The World Health Organization released a report Thursday documenting the deaths of 959 people and 1,500 injuries from 594 military attacks on health care facilities and health care workers in 19 nations throughout the world. The largest number and percentage of attacks were in Syria (38 percent) and the West Bank and Gaza (9 percent). Sixty percent of all these were deliberate assaults on facilities and health care workers, both of which are supposed to be off-limits in war. The Guardian reports:
Syria, where a civil war has raged since 2011, had the most attacks on hospitals, ambulances, patients and medical workers, accounting for 352 deaths. The Palestinian territories of Gaza and the West Bank, as well as Iraq, Pakistan and Libya, followed. An estimated 62% of all attacks were deemed intentional and many led to a disruption of public health services.
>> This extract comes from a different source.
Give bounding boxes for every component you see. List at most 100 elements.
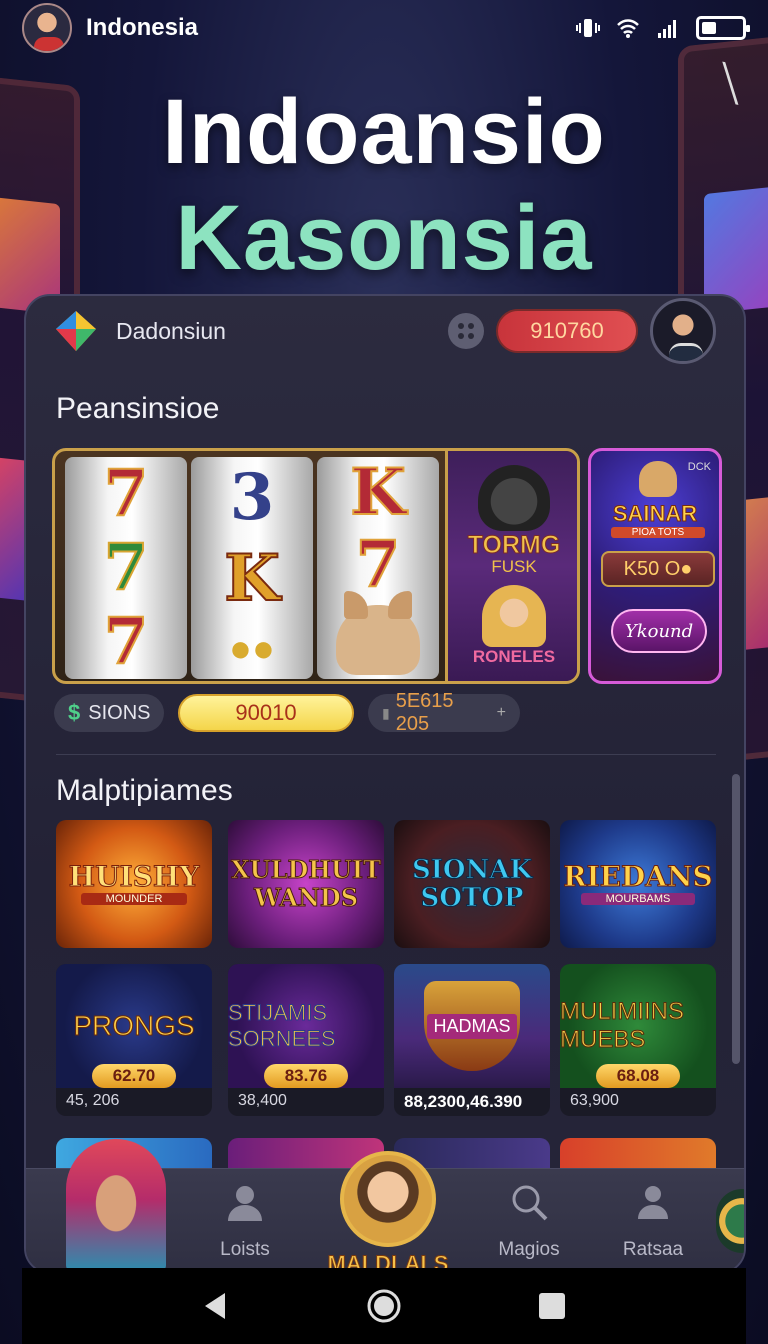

“This is not an isolated issue, it is not limited to warzones, it is not accidental. The majority of these are intentional,” Dr Bruce Aylward, executive director of the WHO emergency programme, told a news briefing.
“It is also not stopping and it has real complications for what we are trying to do. It is getting more and more difficult to deploy people into these places, it is getting more and more difficult to keep them safe when they are there and it is getting more and more difficult to ensure they survive, let alone recover in crises.”
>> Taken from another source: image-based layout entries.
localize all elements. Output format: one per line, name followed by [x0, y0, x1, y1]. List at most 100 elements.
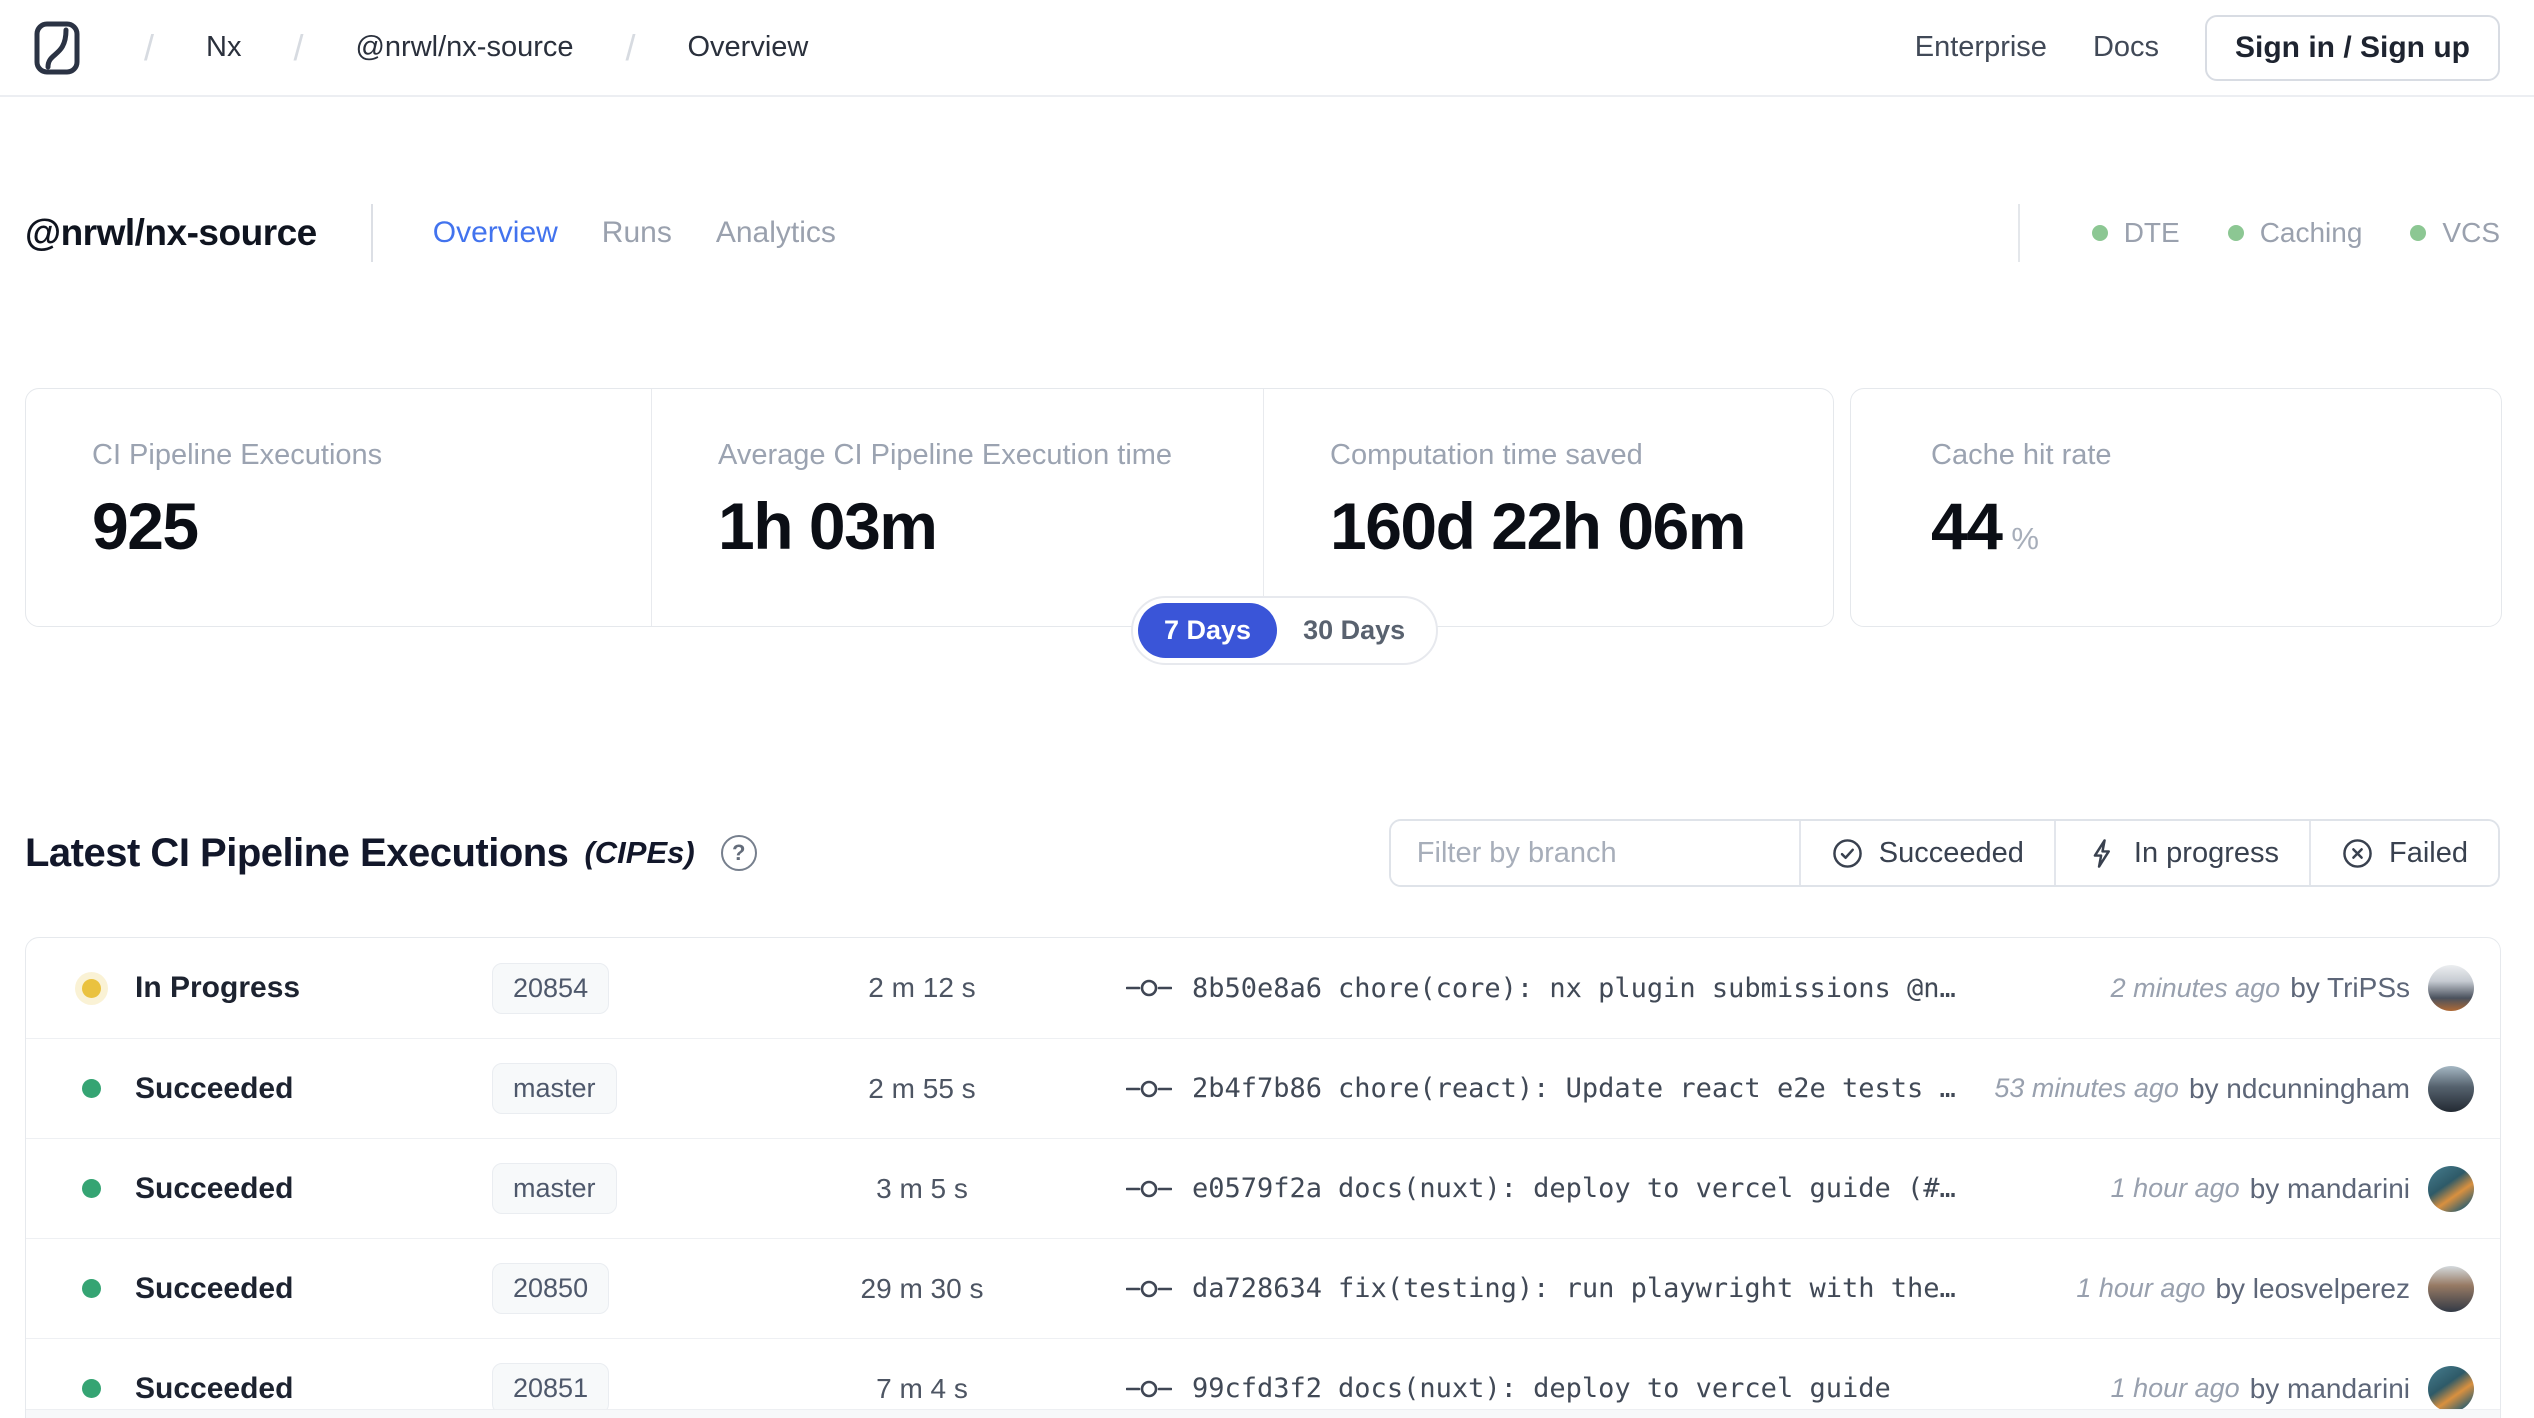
x-circle-icon [2341, 837, 2374, 870]
page-title: @nrwl/nx-source [25, 212, 317, 254]
branch-filter-input[interactable] [1391, 821, 1799, 885]
range-option-7-days[interactable]: 7 Days [1138, 603, 1277, 658]
status-label: Succeeded [135, 1272, 293, 1306]
meta-cell: 1 hour ago by leosvelperez [2076, 1266, 2474, 1312]
nav-link-enterprise[interactable]: Enterprise [1915, 31, 2047, 64]
divider [371, 204, 373, 262]
meta-cell: 1 hour ago by mandarini [2111, 1166, 2474, 1212]
cipe-row[interactable]: Succeeded master 2 m 55 s 2b4f7b86chore(… [26, 1038, 2500, 1138]
avatar [2428, 1366, 2474, 1412]
commit-hash: da728634 [1192, 1273, 1322, 1304]
author: by ndcunningham [2189, 1073, 2410, 1105]
git-commit-icon [1126, 1078, 1172, 1100]
status-dot-icon [82, 979, 101, 998]
duration-cell: 3 m 5 s [742, 1173, 1102, 1205]
commit-cell: 8b50e8a6 chore(core): nx plugin submissio… [1126, 973, 2111, 1004]
meta-cell: 53 minutes ago by ndcunningham [1994, 1066, 2474, 1112]
branch-badge: 20851 [492, 1363, 609, 1414]
git-commit-icon [1126, 1378, 1172, 1400]
status-label: Succeeded [135, 1172, 293, 1206]
cipe-row[interactable]: Succeeded 20850 29 m 30 s da728634fix(te… [26, 1238, 2500, 1338]
divider [2018, 204, 2020, 262]
commit-hash: 8b50e8a6 [1192, 973, 1322, 1004]
status-dot-icon [82, 1379, 101, 1398]
stat-cache-hit-rate: Cache hit rate 44% [1851, 389, 2501, 626]
time-ago: 53 minutes ago [1994, 1073, 2179, 1104]
feature-status-group: DTE Caching VCS [2018, 204, 2500, 262]
breadcrumb-separator: / [144, 27, 154, 69]
check-circle-icon [1831, 837, 1864, 870]
cipe-table: In Progress 20854 2 m 12 s 8b50e8a6 chore… [25, 937, 2501, 1418]
breadcrumb-item-workspace[interactable]: @nrwl/nx-source [355, 31, 573, 64]
project-tabs: Overview Runs Analytics [433, 216, 836, 250]
commit-hash: 2b4f7b86 [1192, 1073, 1322, 1104]
avatar [2428, 1166, 2474, 1212]
branch-badge: master [492, 1163, 617, 1214]
commit-message: chore(core): nx plugin submissions @n… [1338, 973, 1956, 1004]
status-cell: In Progress [82, 971, 492, 1005]
status-cell: Succeeded [82, 1072, 492, 1106]
meta-cell: 1 hour ago by mandarini [2111, 1366, 2474, 1412]
tab-runs[interactable]: Runs [602, 216, 672, 250]
section-subtitle: (CIPEs) [584, 835, 694, 871]
green-dot-icon [2092, 225, 2108, 241]
status-dot-icon [82, 1079, 101, 1098]
author: by leosvelperez [2215, 1273, 2410, 1305]
cipe-row[interactable]: In Progress 20854 2 m 12 s 8b50e8a6 chore… [26, 938, 2500, 1038]
time-ago: 1 hour ago [2111, 1173, 2240, 1204]
commit-text: 8b50e8a6 chore(core): nx plugin submissio… [1192, 973, 1956, 1004]
time-ago: 2 minutes ago [2111, 973, 2281, 1004]
nx-cloud-logo-icon[interactable] [34, 21, 80, 75]
git-commit-icon [1126, 1178, 1172, 1200]
commit-text: 99cfd3f2docs(nuxt): deploy to vercel gui… [1192, 1373, 1891, 1404]
status-cell: Succeeded [82, 1372, 492, 1406]
tab-overview[interactable]: Overview [433, 216, 558, 250]
lightning-bolt-icon [2086, 837, 2119, 870]
duration-cell: 29 m 30 s [742, 1273, 1102, 1305]
commit-hash: 99cfd3f2 [1192, 1373, 1322, 1404]
stat-computation-time-saved: Computation time saved 160d 22h 06m [1263, 389, 1833, 626]
nav-actions: Enterprise Docs Sign in / Sign up [1915, 15, 2500, 81]
filter-failed-button[interactable]: Failed [2309, 821, 2498, 885]
git-commit-icon [1126, 1278, 1172, 1300]
duration-cell: 2 m 12 s [742, 972, 1102, 1004]
commit-message: chore(react): Update react e2e tests … [1338, 1073, 1956, 1104]
branch-cell: 20851 [492, 1363, 742, 1414]
commit-cell: da728634 fix(testing): run playwright wit… [1126, 1273, 2076, 1304]
avatar [2428, 1066, 2474, 1112]
git-commit-icon [1126, 977, 1172, 999]
breadcrumb: / Nx / @nrwl/nx-source / Overview [144, 27, 808, 69]
breadcrumb-item-overview[interactable]: Overview [688, 31, 809, 64]
commit-text: da728634 fix(testing): run playwright wit… [1192, 1273, 1956, 1304]
commit-message: docs(nuxt): deploy to vercel guide (#… [1338, 1173, 1956, 1204]
cipe-section-header: Latest CI Pipeline Executions (CIPEs) ? … [25, 818, 2500, 888]
nav-link-docs[interactable]: Docs [2093, 31, 2159, 64]
status-label: Succeeded [135, 1372, 293, 1406]
feature-dte: DTE [2092, 217, 2180, 249]
cipe-row[interactable]: Succeeded master 3 m 5 s e0579f2adocs(nu… [26, 1138, 2500, 1238]
stats-card-group: CI Pipeline Executions 925 Average CI Pi… [25, 388, 1834, 627]
section-title: Latest CI Pipeline Executions [25, 831, 568, 876]
range-option-30-days[interactable]: 30 Days [1277, 603, 1431, 658]
author: by mandarini [2250, 1173, 2410, 1205]
table-cut-strip [26, 1409, 2500, 1418]
filter-in-progress-button[interactable]: In progress [2054, 821, 2309, 885]
branch-badge: master [492, 1063, 617, 1114]
status-cell: Succeeded [82, 1172, 492, 1206]
commit-cell: 99cfd3f2docs(nuxt): deploy to vercel gui… [1126, 1373, 2111, 1404]
tab-analytics[interactable]: Analytics [716, 216, 836, 250]
branch-cell: master [492, 1063, 742, 1114]
commit-message: fix(testing): run playwright with the… [1338, 1273, 1956, 1304]
help-icon[interactable]: ? [721, 835, 757, 871]
stat-cache-hit-rate-card: Cache hit rate 44% [1850, 388, 2502, 627]
sign-in-button[interactable]: Sign in / Sign up [2205, 15, 2500, 81]
filter-succeeded-button[interactable]: Succeeded [1799, 821, 2054, 885]
cipe-row[interactable]: Succeeded 20851 7 m 4 s 99cfd3f2docs(nux… [26, 1338, 2500, 1418]
branch-cell: 20854 [492, 963, 742, 1014]
status-label: In Progress [135, 971, 300, 1005]
nx-cloud-dashboard: / Nx / @nrwl/nx-source / Overview Enterp… [0, 0, 2534, 1418]
meta-cell: 2 minutes ago by TriPSs [2111, 965, 2474, 1011]
breadcrumb-item-nx[interactable]: Nx [206, 31, 241, 64]
green-dot-icon [2228, 225, 2244, 241]
percent-unit: % [2011, 521, 2039, 556]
Over the two-year period ending in December 2015, Afghanistan suffered 19 attacks on hospitals and health care workers. Sixty-nine people were killed in these attacks and 50 injured. Sixty percent of those were killed in a single attack, the October 2015 U.S. assault on a hospital in Kunduz run by the French humanitarian group Doctors Without Borders. Forty-two patients and medical staff were killed in that air attack which lasted at least 30 minutes, during which time hospital personnel made phone calls to U.S. commanders and officials in Washington to stop it.
It took U.S. authorities 3,000 pages to come to the conclusion that mistakes were made but it was all unintentional. Many critics quite rightly view the incident as a war crime. Mild administrative disciplinary measures were doled out to 16 uniformed U.S. military personnel for their roles in the Kunduz attack.